Bei der Summe an multiplen Krisen weltweit ist es demnach verständlich, dass wir nicht über alles informiert sein können oder Bescheid wissen. Und auch die eigene Betroffenheit von zum Beispiel der Corona-Pandemie oder der Energiekrise ist für viele schon Sorge genug, weitere schlechte Nachrichten werden oft vermieden und der Medienkonsum bewusst reduziert, um nicht überfordert zu sein. "Wenn die Zeiten härter werden, dann wird Realitätsflucht zur attraktiven Option. Die Folge: Eine Art neuer Eskapismus, ein Neo-Biedermeier als Rückzug in die private Idylle und die heile Welt selbst gestalteter Erlebnisräume", hält Thomas Seifert, stellvertretender Chefredakteur der Wiener Zeitung, in der Untersuchung von CARE fest.

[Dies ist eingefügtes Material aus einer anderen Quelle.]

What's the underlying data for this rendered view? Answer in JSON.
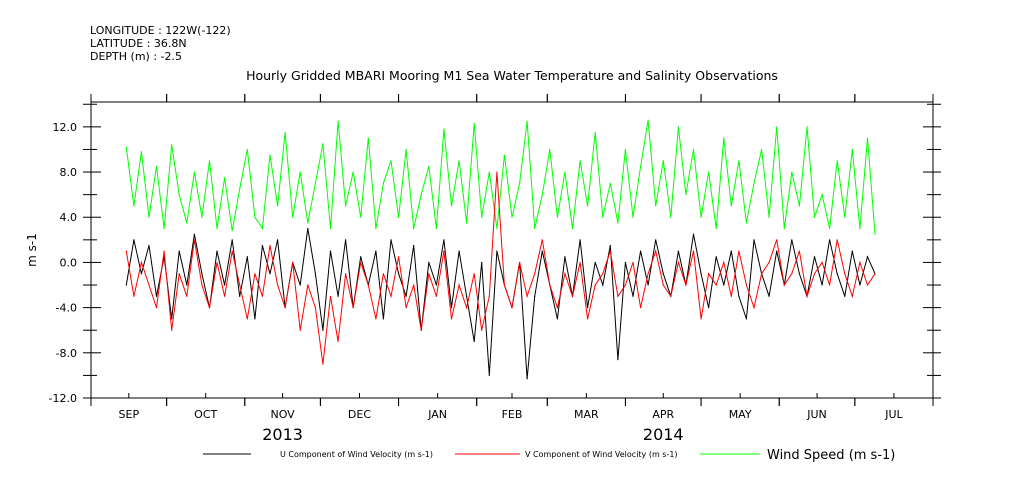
{
  "header": {
    "longitude": "LONGITUDE : 122W(-122)",
    "latitude": "LATITUDE : 36.8N",
    "depth": "DEPTH (m) : -2.5"
  },
  "chart_data": {
    "type": "line",
    "title": "Hourly Gridded MBARI Mooring M1 Sea Water Temperature and Salinity Observations",
    "ylabel": "m s-1",
    "xlabel": "",
    "ylim": [
      -12,
      14.2
    ],
    "yticks": [
      "12.0",
      "8.0",
      "4.0",
      "0.0",
      "-4.0",
      "-8.0",
      "-12.0"
    ],
    "ytick_values": [
      12,
      8,
      4,
      0,
      -4,
      -8,
      -12
    ],
    "x_range": [
      "2013-09-01",
      "2014-08-01"
    ],
    "months": [
      "SEP",
      "OCT",
      "NOV",
      "DEC",
      "JAN",
      "FEB",
      "MAR",
      "APR",
      "MAY",
      "JUN",
      "JUL"
    ],
    "month_days": [
      30,
      31,
      30,
      31,
      31,
      28,
      31,
      30,
      31,
      30,
      31
    ],
    "years": [
      {
        "label": "2013",
        "month_index": 2
      },
      {
        "label": "2014",
        "month_index": 7
      }
    ],
    "x_start_day": 14,
    "x_step_days": 3,
    "series": [
      {
        "name": "Wind Speed (m s-1)",
        "color": "#00ff00",
        "values": [
          10.2,
          5,
          9.8,
          4,
          8.5,
          3,
          10.4,
          6,
          3.5,
          8,
          4,
          9,
          3,
          7.5,
          2.8,
          6.5,
          10,
          4,
          3,
          9.5,
          5,
          11.5,
          4,
          8,
          3.5,
          7,
          10.5,
          3,
          12.5,
          5,
          8,
          4,
          11,
          3,
          7,
          9,
          4,
          10,
          3,
          6,
          8.5,
          3,
          11.8,
          5,
          9,
          3.5,
          12.3,
          4,
          8,
          3,
          9.5,
          4,
          7,
          12.5,
          3,
          6,
          10,
          4,
          8,
          3,
          9,
          5,
          11.5,
          4,
          7,
          3.5,
          10,
          4,
          8.5,
          12.6,
          5,
          9,
          4,
          12,
          6,
          10,
          4,
          8,
          3,
          11,
          5,
          9,
          3.5,
          7,
          10,
          4,
          12,
          3,
          8,
          5,
          12,
          4,
          6,
          3,
          9,
          4,
          10,
          3,
          11,
          2.5
        ]
      },
      {
        "name": "U Component of Wind Velocity (m s-1)",
        "color": "#000000",
        "values": [
          -2,
          2,
          -1,
          1.5,
          -3,
          0.5,
          -5,
          1,
          -2,
          2.5,
          -1,
          -4,
          1,
          -2,
          2,
          -3,
          0.5,
          -5,
          1.5,
          -1,
          2,
          -4,
          0,
          -2,
          3,
          -1,
          -6,
          1,
          -3,
          2,
          -4,
          0.5,
          -2,
          1,
          -5,
          2,
          -1,
          -3,
          1.5,
          -6,
          0,
          -2,
          2,
          -4,
          1,
          -3,
          -7,
          0,
          -10,
          1,
          -2,
          -4,
          0,
          -10.3,
          -3,
          1,
          -2,
          -5,
          0.5,
          -3,
          2,
          -4,
          0,
          -2,
          1.5,
          -8.6,
          0,
          -3,
          1,
          -2,
          2,
          -1,
          -3,
          1,
          -2,
          2.5,
          -1,
          -4,
          0.5,
          -2,
          1,
          -3,
          -5,
          2,
          -1,
          -3,
          1,
          -2,
          2,
          -1,
          -3,
          0.5,
          -2,
          2,
          -1,
          -3,
          1,
          -2,
          0.5,
          -1
        ]
      },
      {
        "name": "V Component of Wind Velocity (m s-1)",
        "color": "#ff0000",
        "values": [
          1,
          -3,
          0,
          -2,
          -4,
          1,
          -6,
          -1,
          -3,
          2,
          -2,
          -4,
          0,
          -3,
          1,
          -2,
          -5,
          -1,
          -3,
          1.5,
          -2,
          -4,
          0,
          -6,
          -2,
          -4,
          -9,
          -3,
          -7,
          -1,
          -4,
          0,
          -2,
          -5,
          -1,
          -3,
          0.5,
          -4,
          -2,
          -6,
          -1,
          -3,
          1,
          -5,
          -2,
          -4,
          -1,
          -6,
          -3,
          8,
          -2,
          -4,
          0,
          -3,
          -1,
          2,
          -2,
          -4,
          -1,
          -3,
          0,
          -5,
          -2,
          -1,
          1,
          -3,
          -2,
          0,
          -4,
          -1,
          1,
          -2,
          -3,
          0,
          -2,
          1,
          -5,
          -1,
          -2,
          0,
          -3,
          1,
          -2,
          -4,
          -1,
          0,
          2,
          -2,
          -1,
          1,
          -3,
          -1,
          0,
          -2,
          2,
          -1,
          -3,
          0,
          -2,
          -1
        ]
      }
    ],
    "legend_placement": "bottom"
  }
}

Zehn afrikanische Länder führen die Liste an

Laut dem im Dezember 2022 veröffentlichten Bericht der OCHA, also dem Amt der Vereinten Nationen für die Koordinierung humanitärer Angelegenheiten, ist der Bedarf an humanitärer Hilfe auf einem Rekordniveau. Insgesamt 339 Millionen Menschen sind auf lebensrettende Unterstützung angewiesen. Angefangen bei Nahrungsmittelsicherung, über Wasser- und medizinische Grundversorgung bis zur Sicherstellung einer Unterkunft und Hygieneartikeln - über 65 Millionen Personen mehr als im Jahr davor können diesen Bedarf nicht selbst decken. Auch in den "Top 10" der krisengebeutelten Nationen mit geringster medialer Aufmerksamkeit sind Millionen von Einwohner*innen auf Hilfe angewiesen. In dem Ausrechnungszeitraum von Jänner bis Oktober 2022 wurden insgesamt 5,8 Millionen Beiträge in den Sprachen Arabisch, Englisch, Französisch, Deutsch und Spanisch von dem Medienbeobachtungsdienst "Meltwater" analysiert. Über jene zehn Länder mit geringen Medienbeiträgen informiert der Report geauer.

In dem aktuellen Bericht, und somit dem siebten in Folge, besetzen zum ersten Mal nur afrikanische Länder die ersten zehn Plätze des Rankings (siehe Karte). Die Zentralafrikanische Republik, so CARE, war bis jetzt in jedem Jahr vertreten. Diese Länder sind zusätzlich zu der weltweiten COVID-19 -Krise besonders stark von den Auswirkungen des Klimawandels betroffen und kämpfen immer wieder mit Naturkatastrophen und auch gewalttätigen Auseinandersetzungen. "Die Länder des Globalen Südens tragen die Hauptlast unseres Handelns, da sie unverhältnismäßig stark von den negativen Auswirkungen des Klimawandels betroffen sind, während sie am wenigsten dazu beigetragen haben. Wir haben daher die Verantwortung, diese 'vergessenen Krisen' ins Rampenlicht zu rücken", betont Mónica Silvana González, Berichterstatterin für Humanitäre Hilfe des Europäischen Parlaments, dazu.


Im Augenschein dieser Auswertungen und Erkenntnisse erscheint der jährliche CARE-Report umso wichtiger. "Vergessene" Krisen erhalten so wieder Aufmerksamkeit, werden in das Bewusstsein der Öffentlichkeit und somit auch der Geldgeber*innen geholt. Und auch die Diskussion, wie das Problem der selektiven Berichterstattung verbessert und gehandhabt werden kann, wird damit angestoßen.